M 10/4:           Lecture 1.18: 3.4 Surface area: 4,5,6,7,8,9,10 (7 problems)

W 10/6:           Lecture 1.19: 3.5 Triple Integrals: 1,2,3,5,6 (5 problems)

F 10/8:            Review

M 10/11:         Oral Exam Week 1

W 10/13:         Oral Exam Week 1

F 10/15:          Oral Exam Week 1

M 10/18:         Lecture 2.1: 3.6 Triple integrals in cylindrical coordinates: 1,2,3,4,5,6,7,8 (8 problems)

W 10/20:         Lecture 2.2: 3.7 Triple integrals in spherical coordinates: 1,2,3,4,5,6,7,8,9,10 (10 problems)

F 10/22:          Lecture 2.3: From CLP-4: 1.1 Curves, derivatives, velocity, etc.: 1,2,3,4,14,15,16,17

(8 problems)

M 10/25:         Lecture 2.4:  1.2 Reparametrization: 1,2,3,4,5 (5 problems)

W 10/27:         Lecture 2.5: 1.6 Integrating along a curve: 1,2,4,5,6,7,8 (7 problems)

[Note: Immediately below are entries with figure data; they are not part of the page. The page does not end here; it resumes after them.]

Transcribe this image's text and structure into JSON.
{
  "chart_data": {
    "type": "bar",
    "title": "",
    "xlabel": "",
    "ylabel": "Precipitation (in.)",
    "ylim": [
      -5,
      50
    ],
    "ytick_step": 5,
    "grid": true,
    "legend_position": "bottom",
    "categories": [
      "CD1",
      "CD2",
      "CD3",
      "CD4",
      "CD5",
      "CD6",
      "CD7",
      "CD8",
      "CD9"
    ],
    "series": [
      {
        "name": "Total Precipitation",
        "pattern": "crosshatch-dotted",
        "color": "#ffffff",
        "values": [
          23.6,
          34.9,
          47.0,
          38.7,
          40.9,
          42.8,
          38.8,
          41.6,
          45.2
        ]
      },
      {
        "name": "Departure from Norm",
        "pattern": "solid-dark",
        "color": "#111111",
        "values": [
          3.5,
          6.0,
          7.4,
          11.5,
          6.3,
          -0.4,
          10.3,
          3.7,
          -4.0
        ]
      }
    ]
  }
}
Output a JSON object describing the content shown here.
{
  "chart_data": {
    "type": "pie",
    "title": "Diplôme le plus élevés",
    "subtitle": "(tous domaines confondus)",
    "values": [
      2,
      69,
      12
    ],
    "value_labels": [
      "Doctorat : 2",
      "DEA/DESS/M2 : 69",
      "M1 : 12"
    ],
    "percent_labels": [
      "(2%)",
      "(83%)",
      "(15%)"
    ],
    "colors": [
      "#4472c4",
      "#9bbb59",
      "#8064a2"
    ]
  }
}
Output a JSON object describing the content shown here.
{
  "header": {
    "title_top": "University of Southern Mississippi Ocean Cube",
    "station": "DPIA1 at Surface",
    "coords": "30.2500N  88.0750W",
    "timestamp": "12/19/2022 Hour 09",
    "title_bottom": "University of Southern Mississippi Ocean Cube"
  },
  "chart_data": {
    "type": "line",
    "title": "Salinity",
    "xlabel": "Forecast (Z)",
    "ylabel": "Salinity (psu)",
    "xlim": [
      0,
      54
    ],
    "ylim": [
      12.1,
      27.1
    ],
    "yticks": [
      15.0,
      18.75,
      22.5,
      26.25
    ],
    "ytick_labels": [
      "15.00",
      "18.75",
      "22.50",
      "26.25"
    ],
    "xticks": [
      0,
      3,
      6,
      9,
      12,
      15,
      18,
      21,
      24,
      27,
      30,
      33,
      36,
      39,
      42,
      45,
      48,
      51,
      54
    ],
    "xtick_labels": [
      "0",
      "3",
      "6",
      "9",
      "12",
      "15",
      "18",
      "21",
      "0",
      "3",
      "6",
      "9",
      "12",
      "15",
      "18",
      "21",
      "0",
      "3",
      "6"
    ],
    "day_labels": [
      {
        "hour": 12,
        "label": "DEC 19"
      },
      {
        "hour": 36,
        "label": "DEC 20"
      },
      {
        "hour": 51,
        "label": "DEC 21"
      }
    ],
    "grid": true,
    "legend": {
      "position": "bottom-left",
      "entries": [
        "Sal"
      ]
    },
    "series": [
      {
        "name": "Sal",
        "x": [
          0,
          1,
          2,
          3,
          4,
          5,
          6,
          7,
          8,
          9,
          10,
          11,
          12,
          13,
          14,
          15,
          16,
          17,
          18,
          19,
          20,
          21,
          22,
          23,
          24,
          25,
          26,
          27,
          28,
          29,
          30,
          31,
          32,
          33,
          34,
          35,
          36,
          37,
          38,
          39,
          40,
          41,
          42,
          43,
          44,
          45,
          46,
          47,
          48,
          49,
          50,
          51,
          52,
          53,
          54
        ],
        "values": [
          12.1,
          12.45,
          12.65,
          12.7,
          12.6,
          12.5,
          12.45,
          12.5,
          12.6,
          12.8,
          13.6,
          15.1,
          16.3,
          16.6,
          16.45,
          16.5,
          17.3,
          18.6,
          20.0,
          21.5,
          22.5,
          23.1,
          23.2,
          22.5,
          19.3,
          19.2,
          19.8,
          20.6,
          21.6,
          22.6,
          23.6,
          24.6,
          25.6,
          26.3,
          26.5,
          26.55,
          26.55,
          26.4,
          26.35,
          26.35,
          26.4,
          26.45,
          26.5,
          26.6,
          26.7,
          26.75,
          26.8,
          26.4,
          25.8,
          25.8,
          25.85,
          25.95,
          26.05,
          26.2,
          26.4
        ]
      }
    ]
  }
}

F 10/29:          Lecture 2.6: 2.1 Vector fields, definitions and first examples: 1,2,3,4,5,6,7,8 (8 problems)

M 11/1:           Lecture 2.7: 2.3 Conservative vector fields: 1,2,3,4,5,6,7,8 (8 problems)

W 11/3:           Lecture 2.8: 2.4 Line integrals: 3,4,5,6,8,9,10,11,12 (9 problems)

F 11/5:            Lecture 2.9: 3.1 Parametrized surfaces: 1,2,3,4,5,6 (6 problems)

M 11/8:           Lecture 2.10: 3.2 Tangent planes: 6,7,8,9,10,11,12 (7 problems)

W 11/10:         Lecture 2.11: 3.3 Surface integrals: 4,5,6,7,8,9,10 (7 problems)

F 11/12:          Lecture 2.12: 3.4 Interpretation of flux integrals: (from 3.3) 24,25,28,29,30,35,36 (7 problems)

M 11/15:         Lecture 2.13: 4.1 Gradient, divergence and curl: 1,2,3,4,5 (5 problems)

W 11/17:         Lecture 2.14:  4.2 The divergence theorem: 1,2,3,4,5 (5 problems)

F 11/19:          Lecture 2.15: 4.3 Green’s theorem: 1,2,3,4,5,6,7,8 (8 problems)

M 11/22:         Lecture 2.16: 4.4 Stokes’ theorem: 1,2,3,4,5,6,7 (7 problems)

W 11/24:         Review

F 11/26:          Thanksgiving Day Break

M 11/29:         Oral Exam Week 2

W 12/1:           Oral Exam Week 2

F 12/3:            Oral Exam Week 2

Final examination: Monday, December 6, 1:00 PM - 3:00 PM.